Roc Jiménez de Cisneros
The Graham Foundation
Six Hexaflexagons for Chicago is a new audiovisual piece from Roc Jiménez de Cisneros and a direct homage to the history of early Chicago house music, performed here in an early Chicago house.
The work is Roc’s weird love letter to the tracks, producers and sounds that shaped dance music, turned into a stream of awkward locked grooves and algorithmically-churned acid motifs. Wonky bass lines and drum patterns get continuously bent, flexed and contracted in unexpected ways.

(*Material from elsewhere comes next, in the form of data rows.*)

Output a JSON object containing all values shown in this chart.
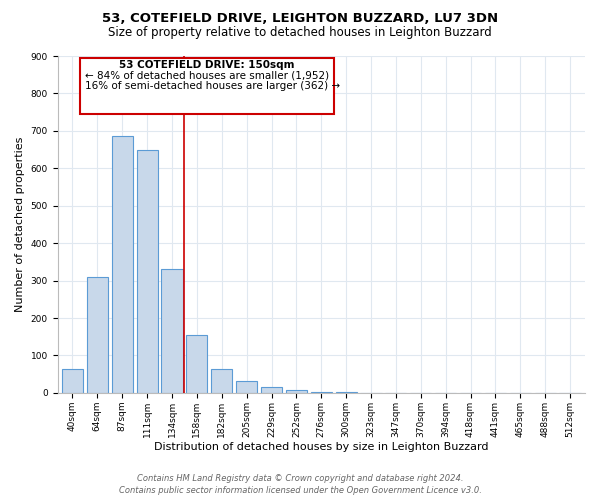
{
  "title": "53, COTEFIELD DRIVE, LEIGHTON BUZZARD, LU7 3DN",
  "subtitle": "Size of property relative to detached houses in Leighton Buzzard",
  "xlabel": "Distribution of detached houses by size in Leighton Buzzard",
  "ylabel": "Number of detached properties",
  "bar_labels": [
    "40sqm",
    "64sqm",
    "87sqm",
    "111sqm",
    "134sqm",
    "158sqm",
    "182sqm",
    "205sqm",
    "229sqm",
    "252sqm",
    "276sqm",
    "300sqm",
    "323sqm",
    "347sqm",
    "370sqm",
    "394sqm",
    "418sqm",
    "441sqm",
    "465sqm",
    "488sqm",
    "512sqm"
  ],
  "bar_values": [
    63,
    310,
    685,
    650,
    330,
    155,
    65,
    33,
    15,
    7,
    3,
    2,
    1,
    1,
    0,
    0,
    0,
    0,
    1,
    0,
    1
  ],
  "bar_color": "#c8d8ea",
  "bar_edge_color": "#5b9bd5",
  "annotation_text_line1": "53 COTEFIELD DRIVE: 150sqm",
  "annotation_text_line2": "← 84% of detached houses are smaller (1,952)",
  "annotation_text_line3": "16% of semi-detached houses are larger (362) →",
  "annotation_box_color": "#cc0000",
  "vline_color": "#cc0000",
  "vline_x": 4.5,
  "ylim": [
    0,
    900
  ],
  "yticks": [
    0,
    100,
    200,
    300,
    400,
    500,
    600,
    700,
    800,
    900
  ],
  "footer_line1": "Contains HM Land Registry data © Crown copyright and database right 2024.",
  "footer_line2": "Contains public sector information licensed under the Open Government Licence v3.0.",
  "title_fontsize": 9.5,
  "subtitle_fontsize": 8.5,
  "xlabel_fontsize": 8,
  "ylabel_fontsize": 8,
  "tick_fontsize": 6.5,
  "annotation_fontsize": 7.5,
  "footer_fontsize": 6,
  "bg_color": "#ffffff",
  "plot_bg_color": "#ffffff",
  "grid_color": "#e0e8f0"
}
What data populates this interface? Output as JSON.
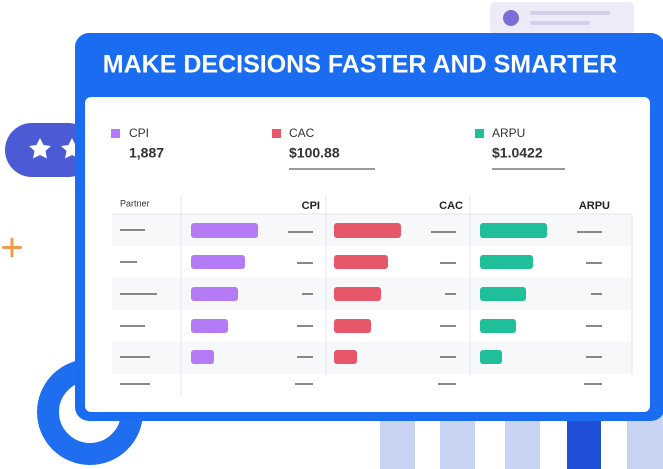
{
  "header": {
    "title": "MAKE DECISIONS FASTER AND SMARTER"
  },
  "metrics": [
    {
      "label": "CPI",
      "value": "1,887"
    },
    {
      "label": "CAC",
      "value": "$100.88"
    },
    {
      "label": "ARPU",
      "value": "$1.0422"
    }
  ],
  "table": {
    "columns": [
      "Partner",
      "CPI",
      "CAC",
      "ARPU"
    ]
  }
}
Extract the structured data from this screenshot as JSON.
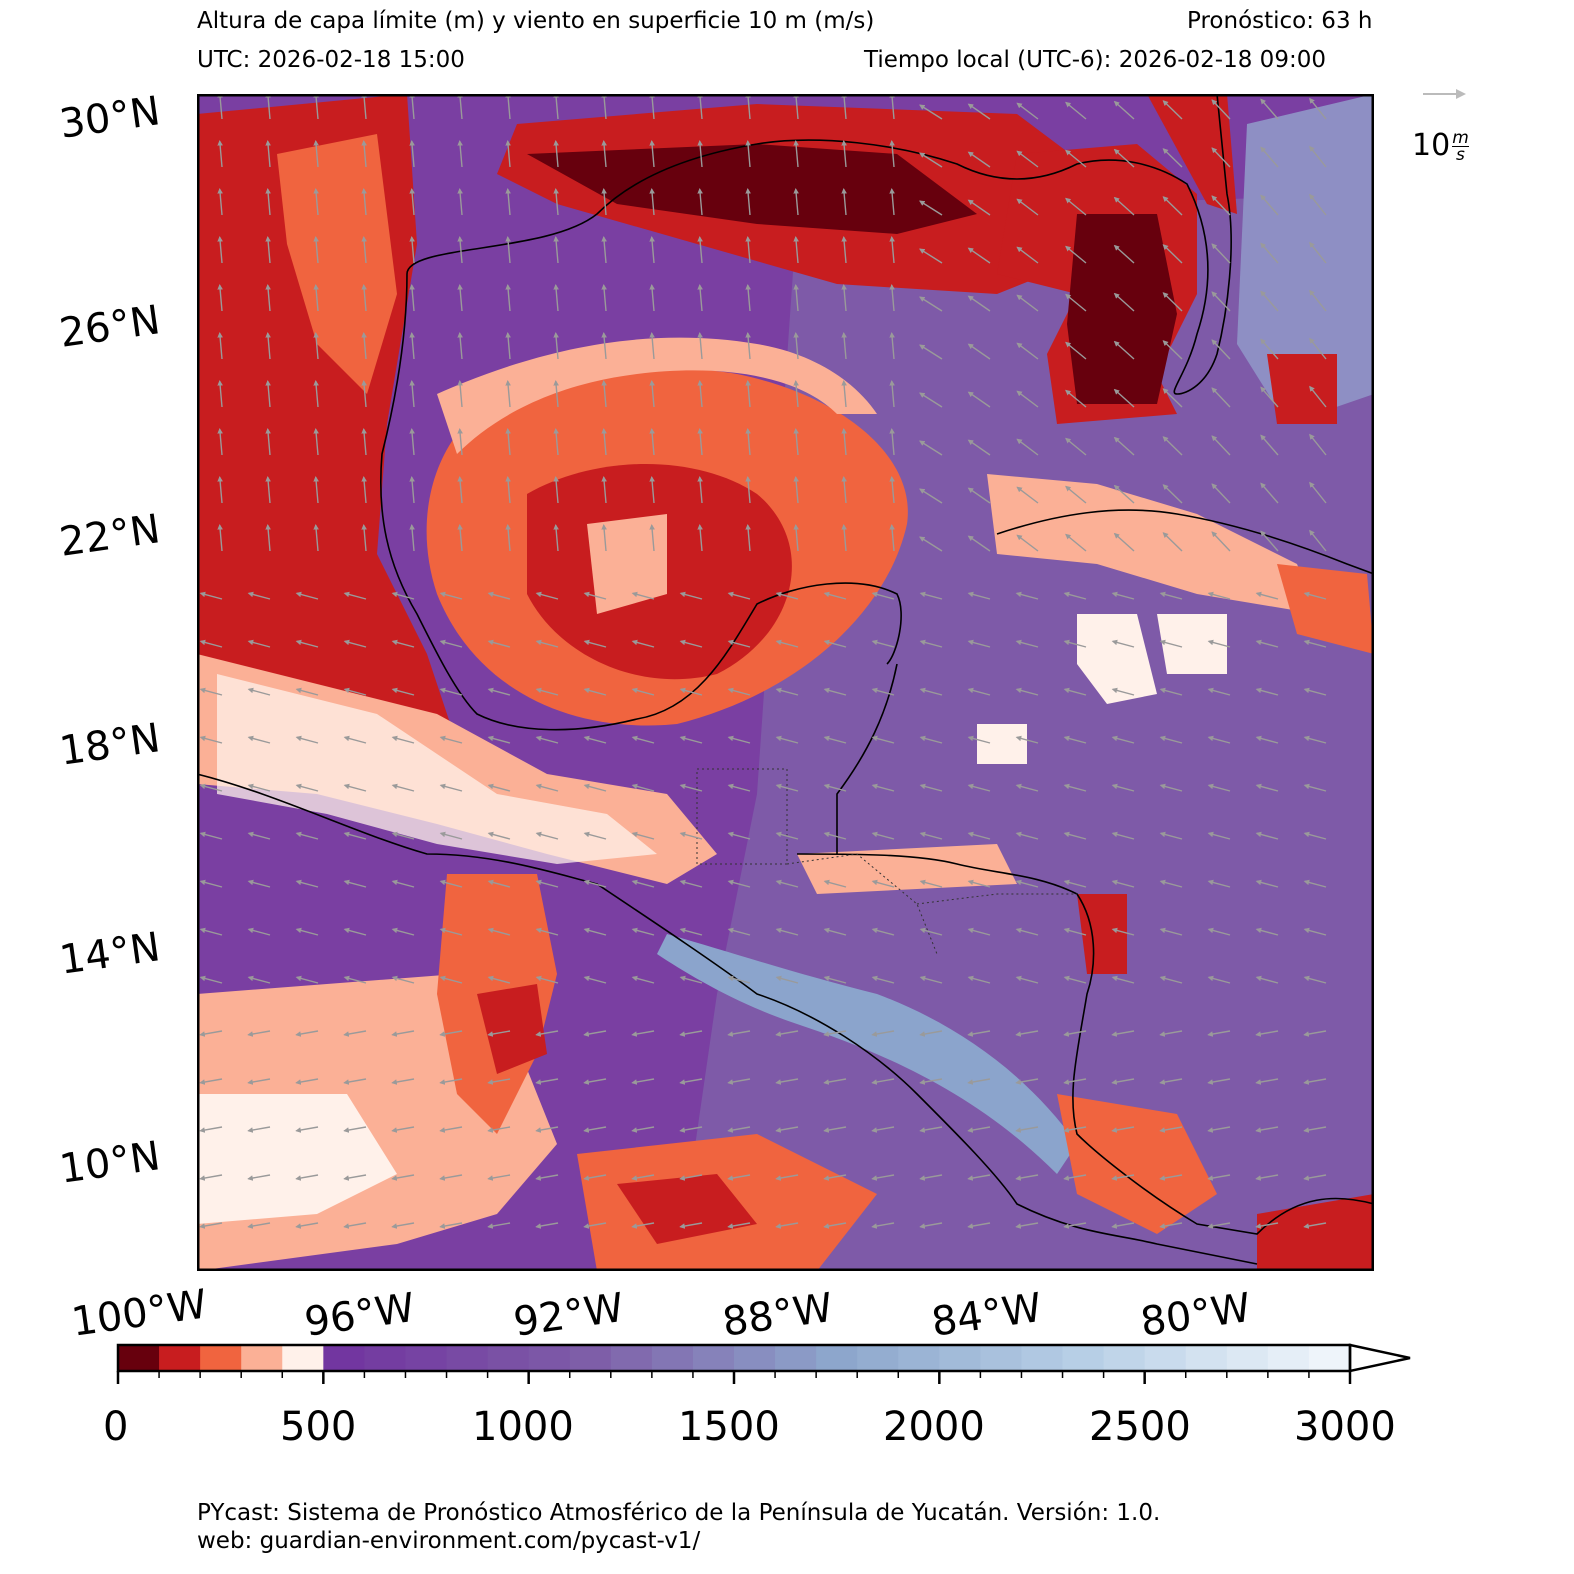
{
  "header": {
    "title": "Altura de capa límite (m) y viento en superficie 10 m (m/s)",
    "forecast": "Pronóstico: 63 h",
    "utc": "UTC:  2026-02-18 15:00",
    "local": "Tiempo local (UTC-6): 2026-02-18 09:00"
  },
  "map": {
    "lat_labels": [
      "30°N",
      "26°N",
      "22°N",
      "18°N",
      "14°N",
      "10°N"
    ],
    "lon_labels": [
      "100°W",
      "96°W",
      "92°W",
      "88°W",
      "84°W",
      "80°W"
    ],
    "extent": {
      "lon_min": -100,
      "lon_max": -77.5,
      "lat_min": 7.5,
      "lat_max": 30
    },
    "wind_reference": {
      "value": "10",
      "units_num": "m",
      "units_den": "s"
    }
  },
  "colorbar": {
    "tick_labels": [
      "0",
      "500",
      "1000",
      "1500",
      "2000",
      "2500",
      "3000"
    ],
    "levels_start": 0,
    "levels_step": 100,
    "levels_end": 3000,
    "extend": "max",
    "colors": {
      "c0": "#67000d",
      "c1": "#c81d1f",
      "c2": "#f0643f",
      "c3": "#fbb096",
      "c4": "#fff1ea",
      "purple_dark": "#7236a0",
      "purple_mid": "#7e5ea8",
      "blue_mid": "#8da6cc",
      "blue_light": "#b7cfe6",
      "near_white": "#eef4fa"
    }
  },
  "footer": {
    "line1": "PYcast: Sistema de Pronóstico Atmosférico de la Península de Yucatán. Versión: 1.0.",
    "line2": "web: guardian-environment.com/pycast-v1/"
  }
}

Roc Jiménez de Cisneros (b.1975, Barcelona) is part of the computer music group EVOL together with Scottish artist Stephen Sharp. Their work considers processes of deformation applied to post-acid house culture. Their recordings have been published by record labels such as Diagonal, Editions Mego, Presto!?, iDEAL, Hypermedium and others. Much of Roc’s work is rooted in an interpretation of music in morphological terms: mutated forms, spatial relationships and elasticity, both in a metaphorical sense and a literal one. Since 2013 he has been pushing this spatial-material approach to music in different ways, originally drawing connections between holes and music, then extending that to folds and folding, to produce a series of pieces, talks, light installations and publications that propose a reevaluation of musical phenomena as volumetric and topological structures.
Roc Jiménez de Cisneros has presented his work twice before in the Lampo series. Performing as EVOL in February 2016, he premiered Opus17aSlimeVariation#8—a reinterpretation of Hanne Darboven’s Opus 17a. In October 2011, he played a new four-channel work for computer and hand-held air horns, titled Tetralemma + Tetrafluoroethane.